Townhall Times

Voices of Oppressed

Tragedy on the Trishuli: 18 Dead in Nepal’s Latest Highway Nightmare

Townhall Times, New Delhi

Reporter: Bhavika Kalra

It’s a story we’ve heard far too many times, but the horror never gets any easier to stomach. On Sunday, a crowded passenger bus was navigating the treacherous twists of the Dhading district when something went horribly wrong. In a split second, the vehicle veered off the road and took a vertical dive into the Trishuli River. By the time the sun set, the count was 18 dead, and the river had once again lived up to its reputation as one of Nepal’s deadliest corridors.

Chaos on the Riverbank

The crash happened so fast that most passengers didn’t even realize they were falling until the water started rushing through the shattered windows. Eyewitnesses near the site described a sickening sound—the screech of tires followed by a heavy splash that echoed through the valley. Local villagers didn’t wait for the sirens; they scrambled down the steep embankment with ropes and whatever they could find to pull people out of the freezing current.

When the Nepal Police and Army divers finally arrived, the scene was pure chaos. The river is notoriously fast this time of year, and trying to reach a submerged bus while the current is pulling at everything is a suicide mission. Divers had to be tethered just to stay near the wreckage. As cranes eventually hauled the mangled metal out of the water, the reality hit home: 18 people hadn’t made it.

The ICU Battle and Missing Faces

Right now, the focus has shifted to the hospitals. Several survivors are in critical condition, fighting through broken bones and internal injuries. But for some families, the nightmare isn’t over yet—search teams are still combing the downstream banks for passengers who might have been swept away by the current.

The government, as usual, has promised a “high-level inquiry.” They’re looking at the usual suspects: brake failure, a tired driver, or maybe the bus was just carrying too much weight for those narrow mountain bends. But if you ask anyone who drives these roads daily, they’ll tell you the real truth. It’s the infrastructure.

Why Does This Keep Happening?

Let’s be honest calling this a “road accident” feels like an understatement. These aren’t just roads; they are narrow strips of asphalt carved into the sides of cliffs with zero margin for error.

  • The Guardrail Myth: In most places, there isn’t a single piece of steel between a bus full of people and a 200-foot drop.

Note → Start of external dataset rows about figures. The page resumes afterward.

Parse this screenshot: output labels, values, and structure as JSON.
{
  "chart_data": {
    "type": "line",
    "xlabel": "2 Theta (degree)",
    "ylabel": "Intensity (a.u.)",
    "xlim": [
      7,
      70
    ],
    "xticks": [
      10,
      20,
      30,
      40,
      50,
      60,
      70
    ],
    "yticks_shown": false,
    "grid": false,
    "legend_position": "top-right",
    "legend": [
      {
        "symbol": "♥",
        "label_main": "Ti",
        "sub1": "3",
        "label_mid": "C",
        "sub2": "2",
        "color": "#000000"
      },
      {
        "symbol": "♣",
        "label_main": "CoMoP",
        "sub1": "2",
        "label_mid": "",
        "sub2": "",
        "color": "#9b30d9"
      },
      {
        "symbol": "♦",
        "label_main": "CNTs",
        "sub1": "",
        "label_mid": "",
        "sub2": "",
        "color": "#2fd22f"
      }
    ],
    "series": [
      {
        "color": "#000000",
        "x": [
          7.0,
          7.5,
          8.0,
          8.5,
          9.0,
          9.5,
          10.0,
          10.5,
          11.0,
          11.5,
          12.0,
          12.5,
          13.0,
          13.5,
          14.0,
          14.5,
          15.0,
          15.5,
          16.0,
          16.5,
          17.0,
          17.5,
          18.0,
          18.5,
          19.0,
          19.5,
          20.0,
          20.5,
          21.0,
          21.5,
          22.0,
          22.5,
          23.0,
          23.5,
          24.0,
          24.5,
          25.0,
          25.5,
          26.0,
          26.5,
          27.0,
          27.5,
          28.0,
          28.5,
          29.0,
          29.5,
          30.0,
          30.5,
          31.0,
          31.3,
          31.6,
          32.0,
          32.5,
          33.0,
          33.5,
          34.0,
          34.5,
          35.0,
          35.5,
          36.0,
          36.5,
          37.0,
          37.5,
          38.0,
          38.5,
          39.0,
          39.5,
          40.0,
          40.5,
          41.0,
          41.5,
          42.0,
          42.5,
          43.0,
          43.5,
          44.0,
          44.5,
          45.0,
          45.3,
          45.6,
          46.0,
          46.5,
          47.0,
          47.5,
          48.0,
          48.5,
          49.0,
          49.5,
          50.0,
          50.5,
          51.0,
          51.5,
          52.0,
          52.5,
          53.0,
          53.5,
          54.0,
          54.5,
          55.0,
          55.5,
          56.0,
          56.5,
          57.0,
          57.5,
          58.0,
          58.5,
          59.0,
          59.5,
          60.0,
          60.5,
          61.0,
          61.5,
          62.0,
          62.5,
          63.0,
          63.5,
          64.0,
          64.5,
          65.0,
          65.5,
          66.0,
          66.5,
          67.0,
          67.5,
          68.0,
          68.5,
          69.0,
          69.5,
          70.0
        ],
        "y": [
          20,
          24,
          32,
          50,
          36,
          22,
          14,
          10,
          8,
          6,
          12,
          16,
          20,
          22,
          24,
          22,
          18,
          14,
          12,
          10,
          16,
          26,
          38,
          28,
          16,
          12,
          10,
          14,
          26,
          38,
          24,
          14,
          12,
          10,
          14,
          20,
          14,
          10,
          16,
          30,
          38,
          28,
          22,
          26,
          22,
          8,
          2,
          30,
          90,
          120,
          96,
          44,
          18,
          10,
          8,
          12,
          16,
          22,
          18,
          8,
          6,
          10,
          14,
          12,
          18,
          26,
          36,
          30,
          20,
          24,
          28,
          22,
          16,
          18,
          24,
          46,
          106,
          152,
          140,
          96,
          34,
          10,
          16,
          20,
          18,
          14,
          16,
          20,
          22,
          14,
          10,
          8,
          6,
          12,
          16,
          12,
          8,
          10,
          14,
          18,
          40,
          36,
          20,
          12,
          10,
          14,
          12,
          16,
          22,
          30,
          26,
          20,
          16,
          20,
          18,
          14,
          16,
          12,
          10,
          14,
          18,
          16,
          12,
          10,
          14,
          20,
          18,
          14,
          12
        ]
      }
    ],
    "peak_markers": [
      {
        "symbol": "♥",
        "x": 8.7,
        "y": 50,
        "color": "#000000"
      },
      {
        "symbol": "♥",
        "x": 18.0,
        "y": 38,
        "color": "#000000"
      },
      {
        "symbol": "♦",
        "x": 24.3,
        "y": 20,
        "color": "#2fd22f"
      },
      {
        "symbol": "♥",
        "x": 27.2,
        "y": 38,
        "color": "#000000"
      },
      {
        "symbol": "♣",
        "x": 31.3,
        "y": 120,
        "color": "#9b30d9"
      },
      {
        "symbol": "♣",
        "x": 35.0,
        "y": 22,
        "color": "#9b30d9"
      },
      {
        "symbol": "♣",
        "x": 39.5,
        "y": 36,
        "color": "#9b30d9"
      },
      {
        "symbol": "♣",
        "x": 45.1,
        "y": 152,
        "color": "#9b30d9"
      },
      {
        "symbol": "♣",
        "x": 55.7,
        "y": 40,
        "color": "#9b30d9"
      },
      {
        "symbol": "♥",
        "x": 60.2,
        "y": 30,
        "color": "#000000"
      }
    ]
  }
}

  • Overworked Drivers: These long-haul trips are grueling. Fatigue is a silent killer on the Prithvi Highway.

  • Mechanical Neglect: Buses are often run until they literally fall apart. A steering snap on a flat road is a headache; a steering snap in Dhading is a massacre.

The Bottom Line

Nepal’s mountains are beautiful, but for those traveling through them, they are becoming a gamble. The government has announced compensation for the families, but money doesn’t bring back the 18 people who were just trying to get home or go to work. Today, February 23, 2026, the community in Dhading is silent, mourning a loss that many feel was entirely preventable.

Until there are real barriers on those riverbanks and actual enforcement of safety rules, the Trishuli is going to keep taking its toll. How many more 18-person tragedies do we need before the “inquiry committees” actually change something?